What your child may notice:

  • Many kids warm up to the idea that BrainBeat is exercising their brain and building the important skill of focus. Because training is self-directed, many kids feel empowered by the experience.
  • One 10 year old boy told his mom he didn’t need school anymore after completing BrainBeat training and regularly finishing homework before his twin brother, which had never happened before.
  • Because every child advances considerably on the BrainBeat metrics like millibeat score and difficulty levels throughout the training, BrainBeat offers every child ample opportunity to feel proud of material achievements within the program.

What others may observe:

  • Pay attention to comments from other adults in your child’s life (teachers, coaches, etc.). While your own observations of changes in your child’s behavior and performance are important, teachers and coaches often offer the best credibility for BrainBeat’s impact because they usually won’t know your child has taken on a new enrichment activity.
  • Often this takes place with a variation on the following anecdote. A teacher, coach, or tutor will ask a BrainBeat parent what, if anything, has changed with the child. The son or daughter has been more engaged in class, practice, etc., or more confident, and the teacher or coach wanted the parent(s) to share in that excitement.

What Happens After The 14 Worlds Are Conquered?

First, congratulations to you all, but particularly your son(s) or daughter(s). Completing the BrainBeat training requires work and perseverance, as any worthwhile training program does.

As with physical training, some maintenance over time is needed to maintain all that development.

Because the brain is a bit different than other physical muscles, much of the gained benefit is now permanent, even after a month of training.

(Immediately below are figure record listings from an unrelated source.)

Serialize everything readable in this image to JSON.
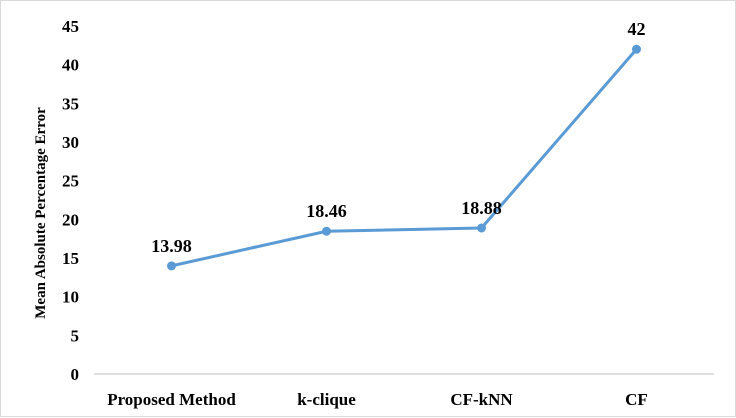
{
  "chart_data": {
    "type": "line",
    "title": "",
    "xlabel": "",
    "ylabel": "Mean Absolute Percentage Error",
    "categories": [
      "Proposed Method",
      "k-clique",
      "CF-kNN",
      "CF"
    ],
    "series": [
      {
        "values": [
          13.98,
          18.46,
          18.88,
          42
        ],
        "labels": [
          "13.98",
          "18.46",
          "18.88",
          "42"
        ]
      }
    ],
    "ylim": [
      0,
      45
    ],
    "yticks": [
      "0",
      "5",
      "10",
      "15",
      "20",
      "25",
      "30",
      "35",
      "40",
      "45"
    ],
    "grid": false,
    "legend": "none",
    "line_color": "#5b9bd5",
    "axis_color": "#bfbfbf"
  }
}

We have learned that our best successes have happened when BrainBeat “graduates” engage in the simple but effective BrainBeat Maintenance Program.

This consists of:

  • 10-15 minutes of BrainBeat training per week.
  • Kids should choose whether they want to do this in 5, 10 or a single 15 minute increment.
  • Many BrainBeat graduates use this training just before a big test at school, or an important game or recital.
  • Other families have found that doing a little BrainBeat brush up before homework (5 minutes, e.g.) actually makes homework go faster.

BrainBeat is fundamentally different from the other tools and training out there in that it also synchronizes movement and coordination of activities while engaging multiple senses, addressing both cognitive and physical abilities at once. And it does so in an incredibly precise manner, which takes kids’ engagement to another level.

Additionally, unlike many brain training products, the technology behind BrainBeat has been scientifically researched and validated to improve many aspects of human cognitive performance in more than a dozen peer-reviewed studies over the years.